The rest, Milliren said, is up to the players.
“These guys aren’t in the league overnight,” he added. “It’s a step by step process, and they all put in a lot of hard work to get to where they are today.”
That approach was one thing that appealed to current KU point guard Dajuan Harris about the opportunity to join MOKAN during his prep days.
“Without them, I probably wouldn’t even be here,” said Harris, who joined Braun and fellow Jayhawks Ochai Agbaji and Chris Teahan in playing for MOKAN before college. “They have a great program. They run basically like a college. So we were already prepared to come here. And to see that lead into the NBA, that’s been great.”
Kansas coach Bill Self said Thursday that the rise in Kansas City basketball during his time at Kansas has changed the way the KU program recruits from merely dabbling in the Kansas City area to making it a priority.
And he credited three of the area’s top programs — MOKAN, RUN GMC and Team YOBO — for their ability to consistently produce elite talent.

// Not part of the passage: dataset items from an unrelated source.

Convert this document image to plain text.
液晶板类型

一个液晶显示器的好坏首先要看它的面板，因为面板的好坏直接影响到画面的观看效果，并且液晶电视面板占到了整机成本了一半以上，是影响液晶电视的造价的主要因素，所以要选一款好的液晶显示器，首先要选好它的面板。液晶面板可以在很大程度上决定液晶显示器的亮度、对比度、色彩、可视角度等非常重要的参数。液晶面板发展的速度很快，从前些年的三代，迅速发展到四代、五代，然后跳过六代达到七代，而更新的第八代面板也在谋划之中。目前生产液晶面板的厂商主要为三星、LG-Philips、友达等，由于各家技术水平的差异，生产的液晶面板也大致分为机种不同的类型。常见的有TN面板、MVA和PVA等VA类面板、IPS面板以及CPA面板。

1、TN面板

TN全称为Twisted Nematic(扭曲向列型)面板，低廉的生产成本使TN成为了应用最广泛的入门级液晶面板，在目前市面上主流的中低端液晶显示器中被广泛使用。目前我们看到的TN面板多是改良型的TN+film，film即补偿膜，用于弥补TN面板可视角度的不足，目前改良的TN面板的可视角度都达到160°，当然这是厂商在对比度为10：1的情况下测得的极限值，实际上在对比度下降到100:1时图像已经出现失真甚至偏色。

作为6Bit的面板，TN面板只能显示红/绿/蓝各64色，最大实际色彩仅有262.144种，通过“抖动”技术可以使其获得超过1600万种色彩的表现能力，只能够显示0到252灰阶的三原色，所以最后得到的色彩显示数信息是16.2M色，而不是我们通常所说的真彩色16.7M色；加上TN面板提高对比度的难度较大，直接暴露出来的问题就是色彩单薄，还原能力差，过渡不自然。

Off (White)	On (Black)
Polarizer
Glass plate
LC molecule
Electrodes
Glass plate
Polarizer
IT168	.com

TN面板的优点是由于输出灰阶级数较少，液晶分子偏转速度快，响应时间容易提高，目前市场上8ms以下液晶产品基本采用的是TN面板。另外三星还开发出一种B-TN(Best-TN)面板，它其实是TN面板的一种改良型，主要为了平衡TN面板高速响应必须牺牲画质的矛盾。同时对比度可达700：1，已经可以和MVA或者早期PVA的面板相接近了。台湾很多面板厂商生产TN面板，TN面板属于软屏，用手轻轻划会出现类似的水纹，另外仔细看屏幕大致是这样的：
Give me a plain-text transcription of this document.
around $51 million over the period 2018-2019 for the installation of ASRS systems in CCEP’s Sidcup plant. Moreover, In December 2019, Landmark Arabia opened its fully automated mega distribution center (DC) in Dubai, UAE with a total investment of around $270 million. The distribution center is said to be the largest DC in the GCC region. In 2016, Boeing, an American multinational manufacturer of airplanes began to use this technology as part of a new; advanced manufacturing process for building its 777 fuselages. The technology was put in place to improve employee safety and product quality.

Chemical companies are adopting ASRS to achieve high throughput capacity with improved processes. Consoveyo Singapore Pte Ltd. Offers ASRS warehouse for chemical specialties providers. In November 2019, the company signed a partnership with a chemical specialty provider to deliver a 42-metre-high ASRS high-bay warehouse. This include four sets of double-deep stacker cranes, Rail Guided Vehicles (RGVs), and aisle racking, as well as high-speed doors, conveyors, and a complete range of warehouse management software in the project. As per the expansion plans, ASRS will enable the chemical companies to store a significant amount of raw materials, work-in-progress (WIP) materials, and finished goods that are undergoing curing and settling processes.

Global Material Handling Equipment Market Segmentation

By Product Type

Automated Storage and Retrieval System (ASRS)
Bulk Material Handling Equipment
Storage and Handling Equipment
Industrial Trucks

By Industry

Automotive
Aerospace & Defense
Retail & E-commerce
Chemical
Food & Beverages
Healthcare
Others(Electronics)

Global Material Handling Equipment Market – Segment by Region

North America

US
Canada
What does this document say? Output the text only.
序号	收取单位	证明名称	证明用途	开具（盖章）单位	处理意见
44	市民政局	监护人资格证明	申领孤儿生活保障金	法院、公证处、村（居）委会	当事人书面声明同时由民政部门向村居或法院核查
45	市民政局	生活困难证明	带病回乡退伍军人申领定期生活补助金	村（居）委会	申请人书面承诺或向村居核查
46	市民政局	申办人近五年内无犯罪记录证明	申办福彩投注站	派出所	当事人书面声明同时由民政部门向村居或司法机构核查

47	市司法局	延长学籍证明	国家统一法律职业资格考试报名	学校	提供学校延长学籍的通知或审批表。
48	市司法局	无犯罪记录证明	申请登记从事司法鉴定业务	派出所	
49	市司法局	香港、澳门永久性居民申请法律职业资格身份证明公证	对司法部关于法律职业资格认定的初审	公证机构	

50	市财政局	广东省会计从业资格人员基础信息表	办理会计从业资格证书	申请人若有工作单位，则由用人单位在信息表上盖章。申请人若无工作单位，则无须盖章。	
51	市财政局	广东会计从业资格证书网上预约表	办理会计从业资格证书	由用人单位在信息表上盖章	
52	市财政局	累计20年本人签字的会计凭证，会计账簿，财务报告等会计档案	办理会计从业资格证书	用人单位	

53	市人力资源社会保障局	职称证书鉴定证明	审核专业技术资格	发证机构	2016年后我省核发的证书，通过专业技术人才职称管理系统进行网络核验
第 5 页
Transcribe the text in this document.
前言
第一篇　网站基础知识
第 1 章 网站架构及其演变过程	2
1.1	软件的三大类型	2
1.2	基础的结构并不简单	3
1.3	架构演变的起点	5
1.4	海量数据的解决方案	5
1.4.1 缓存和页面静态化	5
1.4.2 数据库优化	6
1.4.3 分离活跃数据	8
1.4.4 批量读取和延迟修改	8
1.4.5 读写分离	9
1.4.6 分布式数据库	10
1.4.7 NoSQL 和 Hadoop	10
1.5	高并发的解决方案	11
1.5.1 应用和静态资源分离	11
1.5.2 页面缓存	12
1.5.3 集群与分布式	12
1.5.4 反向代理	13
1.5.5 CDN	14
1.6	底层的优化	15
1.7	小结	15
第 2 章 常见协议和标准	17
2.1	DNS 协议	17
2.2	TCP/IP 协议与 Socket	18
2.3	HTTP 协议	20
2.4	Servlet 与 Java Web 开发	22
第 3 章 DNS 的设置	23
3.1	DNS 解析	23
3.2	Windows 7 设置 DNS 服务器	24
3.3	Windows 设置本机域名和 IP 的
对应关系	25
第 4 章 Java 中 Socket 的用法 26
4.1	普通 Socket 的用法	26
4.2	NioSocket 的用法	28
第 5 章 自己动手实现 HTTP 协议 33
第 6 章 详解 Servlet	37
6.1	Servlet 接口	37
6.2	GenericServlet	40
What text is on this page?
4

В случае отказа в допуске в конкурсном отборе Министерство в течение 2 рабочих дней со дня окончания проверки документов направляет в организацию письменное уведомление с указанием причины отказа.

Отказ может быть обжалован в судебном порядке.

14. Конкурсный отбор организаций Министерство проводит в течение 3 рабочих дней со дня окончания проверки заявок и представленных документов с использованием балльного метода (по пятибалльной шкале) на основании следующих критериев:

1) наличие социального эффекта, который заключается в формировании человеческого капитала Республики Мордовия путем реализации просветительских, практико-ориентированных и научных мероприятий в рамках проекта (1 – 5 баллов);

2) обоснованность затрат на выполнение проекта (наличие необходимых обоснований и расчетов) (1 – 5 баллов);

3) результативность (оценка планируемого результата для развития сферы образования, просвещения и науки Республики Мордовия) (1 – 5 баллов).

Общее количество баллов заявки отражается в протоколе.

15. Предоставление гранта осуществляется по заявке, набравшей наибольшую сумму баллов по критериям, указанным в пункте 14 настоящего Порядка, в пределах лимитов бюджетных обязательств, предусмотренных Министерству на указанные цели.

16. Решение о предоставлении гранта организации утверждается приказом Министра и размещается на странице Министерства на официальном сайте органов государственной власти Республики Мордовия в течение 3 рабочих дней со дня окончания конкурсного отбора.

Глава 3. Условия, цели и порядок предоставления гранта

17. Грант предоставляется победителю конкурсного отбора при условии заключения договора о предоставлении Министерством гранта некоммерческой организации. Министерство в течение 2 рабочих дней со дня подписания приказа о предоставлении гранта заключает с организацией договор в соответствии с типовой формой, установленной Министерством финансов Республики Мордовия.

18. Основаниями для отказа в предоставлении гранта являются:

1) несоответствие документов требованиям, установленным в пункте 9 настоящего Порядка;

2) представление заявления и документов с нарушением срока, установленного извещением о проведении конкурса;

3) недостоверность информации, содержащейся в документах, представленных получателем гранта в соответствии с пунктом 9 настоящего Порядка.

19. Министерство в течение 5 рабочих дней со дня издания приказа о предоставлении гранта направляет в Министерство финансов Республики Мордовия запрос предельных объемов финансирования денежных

“I can’t say anything about specific players or programs,” Self said in a Thursday phone interview with the Journal-World. “But we should all be very proud of the success of the players from the many great programs in Kansas City. There are three very prominent programs in Kansas City that are well respected nationally and are very deserving of that. Their kids are always very well coached, very well drilled and all of the programs seem to have the best interest of the youngsters at heart.”
In the case of MOKAN, Milliren credits the players themselves for most of that.
“They all have a mental toughness to them that’s more God-given than anything else,” he said. “We laid out the stuff for them on how to get there and what it’s going to take, but they’re the ones who did what they had to do to make it.”